Pour parler du silence, je commencerai par une citation. C'est la traduction d'une petite BD de Quino bédéiste argentin, père de Mafalda, jeune fille sans âge, lucide, directe et drôle.
Mafalda : - Pourquoi je dois le faire ?
La mère : – Parce que je te l'ordonne et que je suis ta mère !
Mafalda : - Si c'est une question de titre, je suis ta fille, et nous avons été titularisées le même jour, non ?
Toute la logique d'une fille ni petite, ni grande et quelle justesse. Mafalda n'est jamais silencieuse, elle dit ce qu'elle pense, ce qu'elle voit et ce qu'elle aimerait. Quoi de plus naturel pour un enfant que de s'exprimer.
J'ai été cette enfant-là, je voulais qu'on écoute mes propositions, je voulais dire mes envies, mes désaccords, mes révoltes. Mais à chaque fois j'étais réduite au silence. Quand ce que je désirais, voulais, proposais ne rentrait pas dans l'éventail fort restreint de la pensée maternelle, je devais obéir et me taire car je n'étais qu'une gamine.

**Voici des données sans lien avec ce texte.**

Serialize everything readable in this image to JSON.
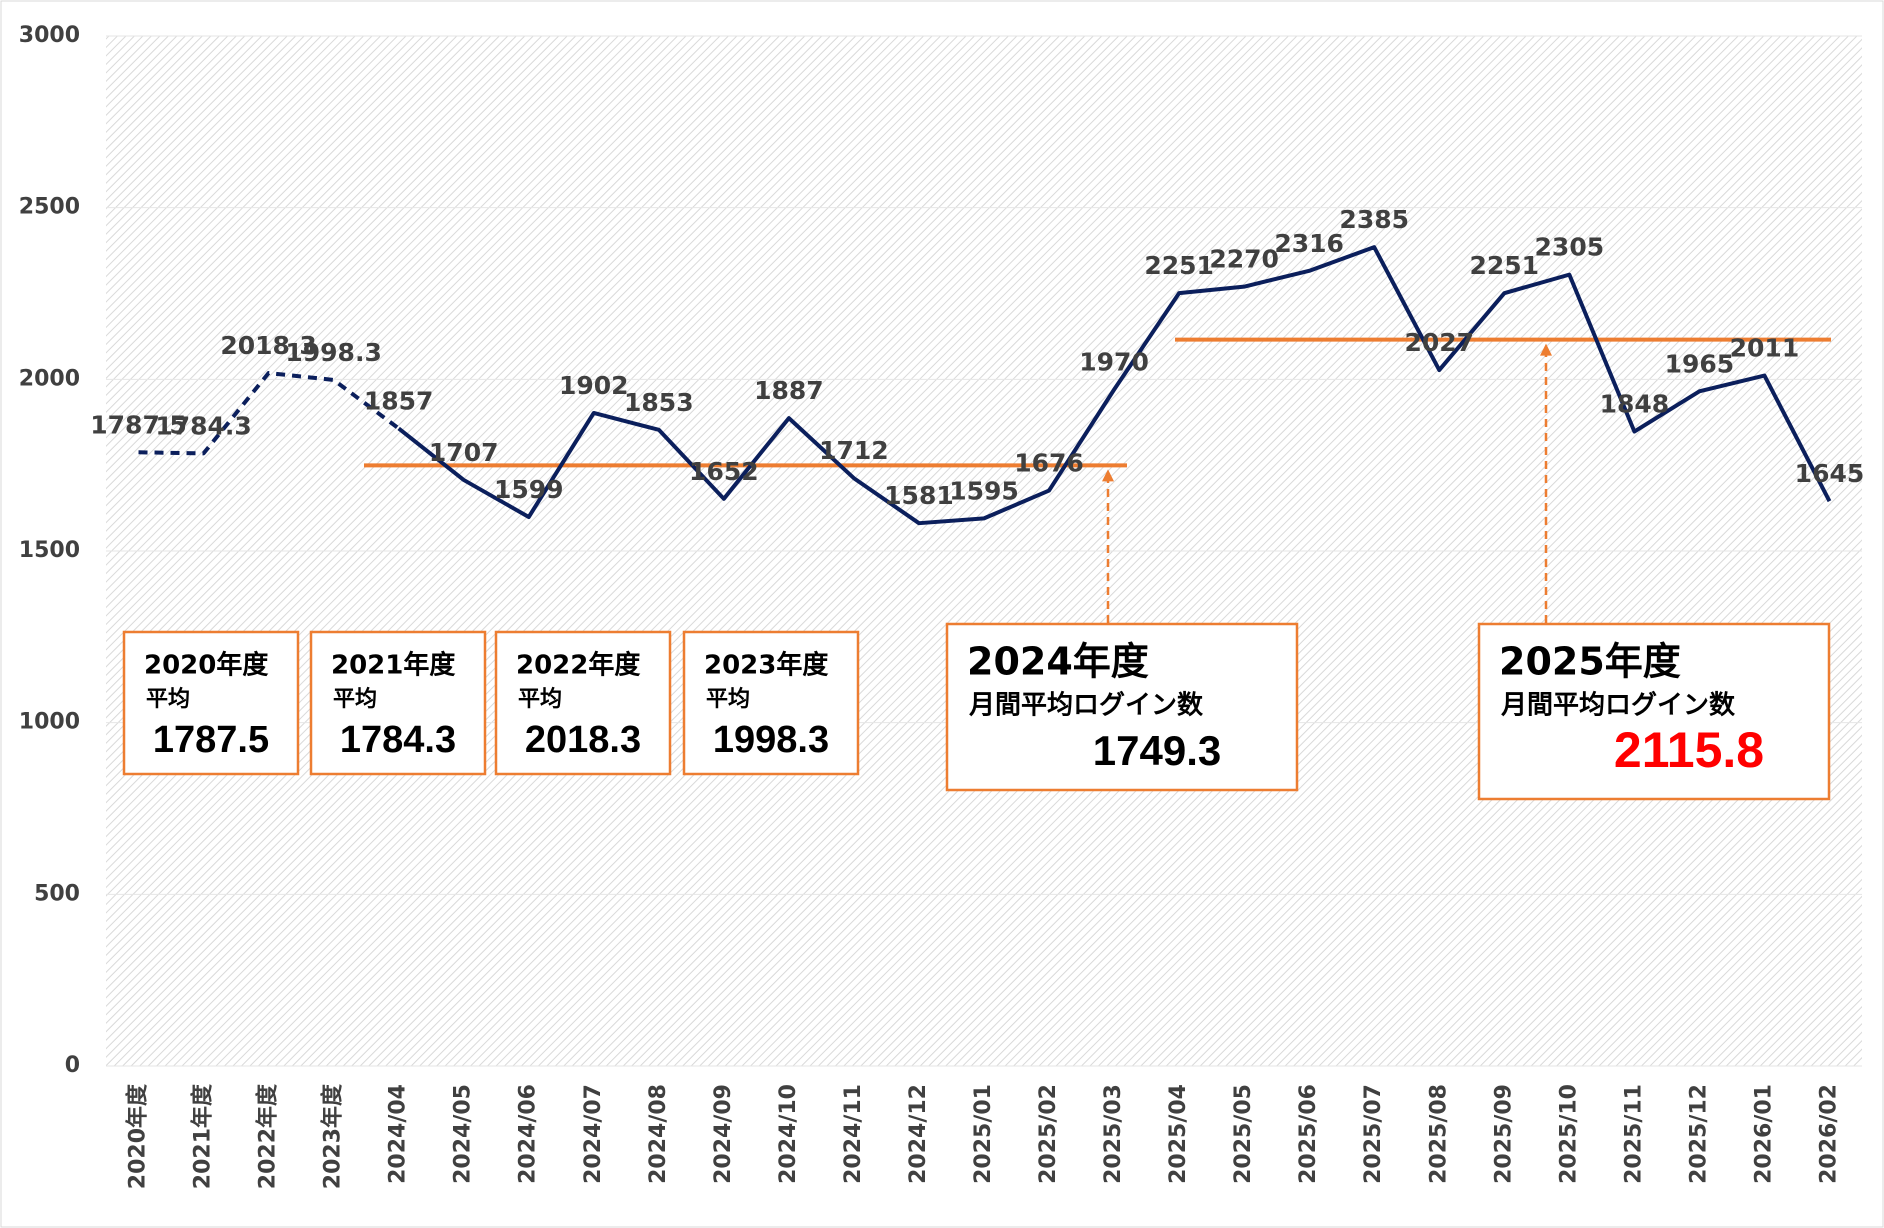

Ah bon ! quand on est petit on n'a pas le droit d'avoir un avis ? Silence !
Le temps passa, je grandissait, je me taisais... pas tout le temps et j'ai pris quelques claques sur la bouche pour n'avoir pas su me taire à temps.
Vint le moment où ma mère me disait :
- pour une grande fille comme toi, c'est mal ce que tu fais ! où
- une grande fille comme toi devrait montrer l'exemple !
Donc j'étais devenue une grande fille, quelle bonne nouvelle ! j'allais pouvoir donner mon avis sur ce qui me concernait et je n'allais pas m'en priver. Mais le temps de la libération a été poussé un peu plus loin :
- Tu discuteras, tu donneras ton avis quand tu ramèneras de l'argent à la maison.
Il est vrai qu'on manquait souvent. Donc silence ! pas tout le temps évidemment et j'avais appris à éviter les claques sur la bouche. Mais à 12-13 ans ce repli exigé, ces paroles retenues n'étaient pas sans conséquence sur mon moral et mon estime de soi. La dépression et l'angoisse m'envahissaient, la vie ne valait vraiment pas la peine d'être vécue.
Et puis j'ai eu 15 ans et selon le diktat maternel, les études ne servaient à rien pour les filles, un jour j'aurai un mari qui pourvoira à mes besoins et à ceux de mes enfants. Alors je travaille, je fais quand même un apprentissage, bien que ce soit « inutile ».
J'amène donc de l'argent à la maison, peu certes, mais quand même, c'est de l'argent et on en manque un peu moins. Surtout j'ai atteint le stade ultime, j'allais pouvoir m'exprimer, on allait m'écouter, j'allais être libérée de ce sacré silence auquel j'étais réduite, j'allais être vivante.
C'est alors que ma mère a dégainé sa dernière arme :
- Tu feras et diras ce que tu voudras quand tu auras 20 ans !
L'âge de la majorité de l'époque. Encore 5 ans à tirer avant d'exister vraiment et mon état dépressif, l'absence d'importance de ma vie prenaient un peu plus de place. Ce fut long 5 ans alors que j'espérais tant en avoir fini avec ce silence sur mes désirs, mes pensées, mes revendications.
Comme tout finit pas arriver, un jour j'ai eu 20 ans, le bel âge dit-on. C'était pourtant le jour de ma libération mais je n'avais aucune envie de le fêter, plutôt envie de pleurer que de célébrer. Sentant la fin de son hégémonie, ma mère avait maintenu jusqu'au pathétique un dernier diktat sur une chose qui me tenait vraiment à cœur. J'avais le moral au plus bas.
Mais à partir de ce jour il a été difficile de me faire taire et de me faire obéir servilement il n'en était plus question. Tous les poings que j'avais faits dans ma poche sont sortis prêts à se battre. C'en était fini du silence, j'ai dit tout ce que j'avais retenu et de l'entendre n'a pas été une partie de plaisir pour ma mère.
Plus tard j'ai pu me construire par la parole mais aussi dans le silence de certaines séances de psychothérapie un peu difficiles.
Je pense avoir gardé quelques traces de ces contraintes éducatives, de ces longues années de silence. Je n'ai pas de voix, elle ne porte pas et finalement elle se perd dans le brouhaha des conversations quand elles deviennent animées autour d'une table. On ne m'entend plus, alors je me tais et j'écoute encore. En silence.